A 10-minute recording at 15 fps with every_n=10 and voxel_size=0.02 typically yields ~0.5-2M points after downsampling.

Color a vertex set from RGB frames

Useful when your mesh has no per-vertex colours, or when you want to texture a custom mesh you built externally:

verts = ...                                     # (N, 3) world-frame metres
colors = session.color_mesh(verts, every_n=10)  # (N, 3) uint8 RGB

For each vertex, projects it into every Nth RGB frame using the camera pose + intrinsics, samples the colour, and averages across frames where the vertex was visible. Vertices never visible default to mid-grey.

This is what Visualizer(map_3d="auto") does internally when the SLAM mesh comes back uncoloured.
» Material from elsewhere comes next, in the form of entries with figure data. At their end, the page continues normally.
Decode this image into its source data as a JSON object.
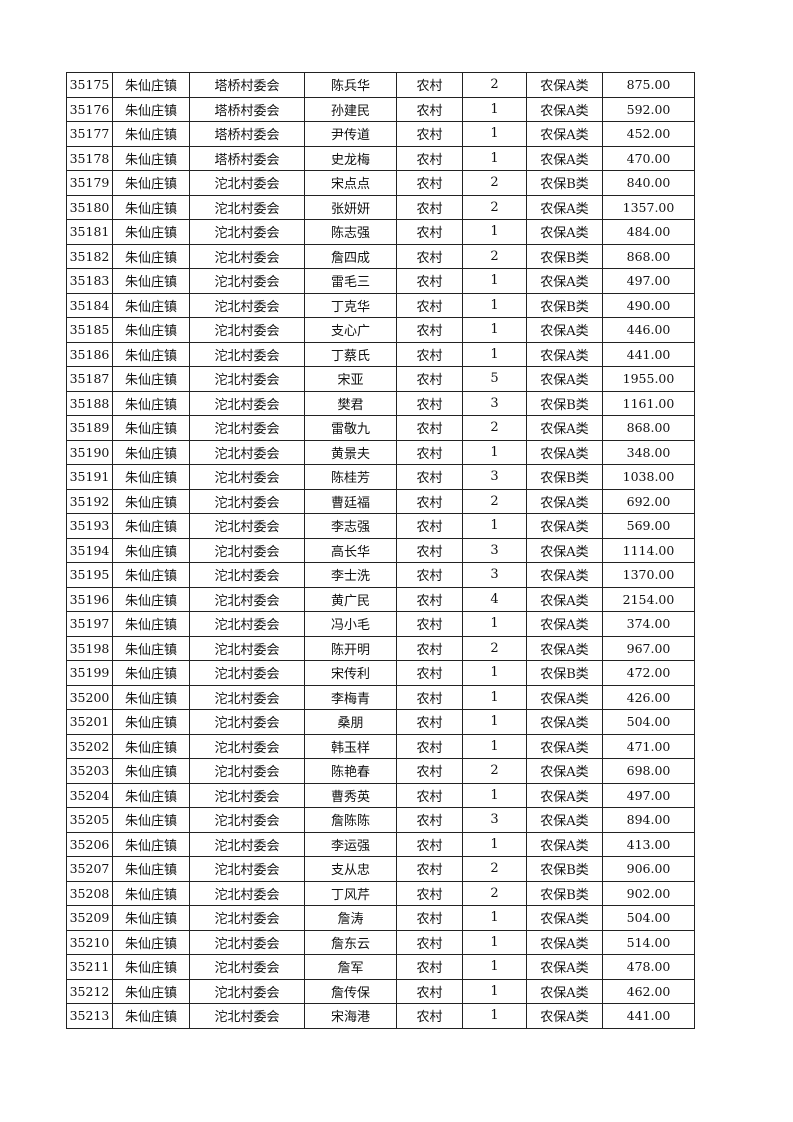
{
  "table": {
    "columns": [
      "id",
      "town",
      "village",
      "name",
      "type",
      "count",
      "category",
      "amount"
    ],
    "rows": [
      [
        "35175",
        "朱仙庄镇",
        "塔桥村委会",
        "陈兵华",
        "农村",
        "2",
        "农保A类",
        "875.00"
      ],
      [
        "35176",
        "朱仙庄镇",
        "塔桥村委会",
        "孙建民",
        "农村",
        "1",
        "农保A类",
        "592.00"
      ],
      [
        "35177",
        "朱仙庄镇",
        "塔桥村委会",
        "尹传道",
        "农村",
        "1",
        "农保A类",
        "452.00"
      ],
      [
        "35178",
        "朱仙庄镇",
        "塔桥村委会",
        "史龙梅",
        "农村",
        "1",
        "农保A类",
        "470.00"
      ],
      [
        "35179",
        "朱仙庄镇",
        "沱北村委会",
        "宋点点",
        "农村",
        "2",
        "农保B类",
        "840.00"
      ],
      [
        "35180",
        "朱仙庄镇",
        "沱北村委会",
        "张妍妍",
        "农村",
        "2",
        "农保A类",
        "1357.00"
      ],
      [
        "35181",
        "朱仙庄镇",
        "沱北村委会",
        "陈志强",
        "农村",
        "1",
        "农保A类",
        "484.00"
      ],
      [
        "35182",
        "朱仙庄镇",
        "沱北村委会",
        "詹四成",
        "农村",
        "2",
        "农保B类",
        "868.00"
      ],
      [
        "35183",
        "朱仙庄镇",
        "沱北村委会",
        "雷毛三",
        "农村",
        "1",
        "农保A类",
        "497.00"
      ],
      [
        "35184",
        "朱仙庄镇",
        "沱北村委会",
        "丁克华",
        "农村",
        "1",
        "农保B类",
        "490.00"
      ],
      [
        "35185",
        "朱仙庄镇",
        "沱北村委会",
        "支心广",
        "农村",
        "1",
        "农保A类",
        "446.00"
      ],
      [
        "35186",
        "朱仙庄镇",
        "沱北村委会",
        "丁蔡氏",
        "农村",
        "1",
        "农保A类",
        "441.00"
      ],
      [
        "35187",
        "朱仙庄镇",
        "沱北村委会",
        "宋亚",
        "农村",
        "5",
        "农保A类",
        "1955.00"
      ],
      [
        "35188",
        "朱仙庄镇",
        "沱北村委会",
        "樊君",
        "农村",
        "3",
        "农保B类",
        "1161.00"
      ],
      [
        "35189",
        "朱仙庄镇",
        "沱北村委会",
        "雷敬九",
        "农村",
        "2",
        "农保A类",
        "868.00"
      ],
      [
        "35190",
        "朱仙庄镇",
        "沱北村委会",
        "黄景夫",
        "农村",
        "1",
        "农保A类",
        "348.00"
      ],
      [
        "35191",
        "朱仙庄镇",
        "沱北村委会",
        "陈桂芳",
        "农村",
        "3",
        "农保B类",
        "1038.00"
      ],
      [
        "35192",
        "朱仙庄镇",
        "沱北村委会",
        "曹廷福",
        "农村",
        "2",
        "农保A类",
        "692.00"
      ],
      [
        "35193",
        "朱仙庄镇",
        "沱北村委会",
        "李志强",
        "农村",
        "1",
        "农保A类",
        "569.00"
      ],
      [
        "35194",
        "朱仙庄镇",
        "沱北村委会",
        "高长华",
        "农村",
        "3",
        "农保A类",
        "1114.00"
      ],
      [
        "35195",
        "朱仙庄镇",
        "沱北村委会",
        "李士洗",
        "农村",
        "3",
        "农保A类",
        "1370.00"
      ],
      [
        "35196",
        "朱仙庄镇",
        "沱北村委会",
        "黄广民",
        "农村",
        "4",
        "农保A类",
        "2154.00"
      ],
      [
        "35197",
        "朱仙庄镇",
        "沱北村委会",
        "冯小毛",
        "农村",
        "1",
        "农保A类",
        "374.00"
      ],
      [
        "35198",
        "朱仙庄镇",
        "沱北村委会",
        "陈开明",
        "农村",
        "2",
        "农保A类",
        "967.00"
      ],
      [
        "35199",
        "朱仙庄镇",
        "沱北村委会",
        "宋传利",
        "农村",
        "1",
        "农保B类",
        "472.00"
      ],
      [
        "35200",
        "朱仙庄镇",
        "沱北村委会",
        "李梅青",
        "农村",
        "1",
        "农保A类",
        "426.00"
      ],
      [
        "35201",
        "朱仙庄镇",
        "沱北村委会",
        "桑朋",
        "农村",
        "1",
        "农保A类",
        "504.00"
      ],
      [
        "35202",
        "朱仙庄镇",
        "沱北村委会",
        "韩玉样",
        "农村",
        "1",
        "农保A类",
        "471.00"
      ],
      [
        "35203",
        "朱仙庄镇",
        "沱北村委会",
        "陈艳春",
        "农村",
        "2",
        "农保A类",
        "698.00"
      ],
      [
        "35204",
        "朱仙庄镇",
        "沱北村委会",
        "曹秀英",
        "农村",
        "1",
        "农保A类",
        "497.00"
      ],
      [
        "35205",
        "朱仙庄镇",
        "沱北村委会",
        "詹陈陈",
        "农村",
        "3",
        "农保A类",
        "894.00"
      ],
      [
        "35206",
        "朱仙庄镇",
        "沱北村委会",
        "李运强",
        "农村",
        "1",
        "农保A类",
        "413.00"
      ],
      [
        "35207",
        "朱仙庄镇",
        "沱北村委会",
        "支从忠",
        "农村",
        "2",
        "农保B类",
        "906.00"
      ],
      [
        "35208",
        "朱仙庄镇",
        "沱北村委会",
        "丁风芹",
        "农村",
        "2",
        "农保B类",
        "902.00"
      ],
      [
        "35209",
        "朱仙庄镇",
        "沱北村委会",
        "詹涛",
        "农村",
        "1",
        "农保A类",
        "504.00"
      ],
      [
        "35210",
        "朱仙庄镇",
        "沱北村委会",
        "詹东云",
        "农村",
        "1",
        "农保A类",
        "514.00"
      ],
      [
        "35211",
        "朱仙庄镇",
        "沱北村委会",
        "詹军",
        "农村",
        "1",
        "农保A类",
        "478.00"
      ],
      [
        "35212",
        "朱仙庄镇",
        "沱北村委会",
        "詹传保",
        "农村",
        "1",
        "农保A类",
        "462.00"
      ],
      [
        "35213",
        "朱仙庄镇",
        "沱北村委会",
        "宋海港",
        "农村",
        "1",
        "农保A类",
        "441.00"
      ]
    ]
  }
}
For a more detailed colorizer with per-frame bilinear sampling, view-angle / depth weighting, and a depth-buffer occlusion test, see MeshRefiner.

Putting it all together

A common pipeline for downstream training: SLAM mesh + dense cloud as a richer scene representation:

verts, faces, colors = session.mesh()
if colors is None:
    colors = session.color_mesh(verts, every_n=10)

# Save as a coloured PLY (use any standard writer, trimesh, open3d, …)
import trimesh
trimesh.Trimesh(
    vertices=verts, faces=faces, vertex_colors=colors
).export("scene.ply")

Or skip the SLAM mesh entirely and use the dense cloud:

xyz, rgb = session.dense_point_cloud(every_n=5, voxel_size=0.01)

When the recording has no depth

dense_point_cloud returns empty arrays if there are no valid depth frames. session.mesh() and session.point_cloud() only need the SLAM topics, so they still work.

If you only have RGB + camera poses, you can still get a useful trajectory:

poses = session.all_camera_poses()
xyz   = np.array([p.translation for _, p in poses])

All map-geometry calls return data in the world frame. To bring per-frame depth into world coordinates yourself, use optical_to_world.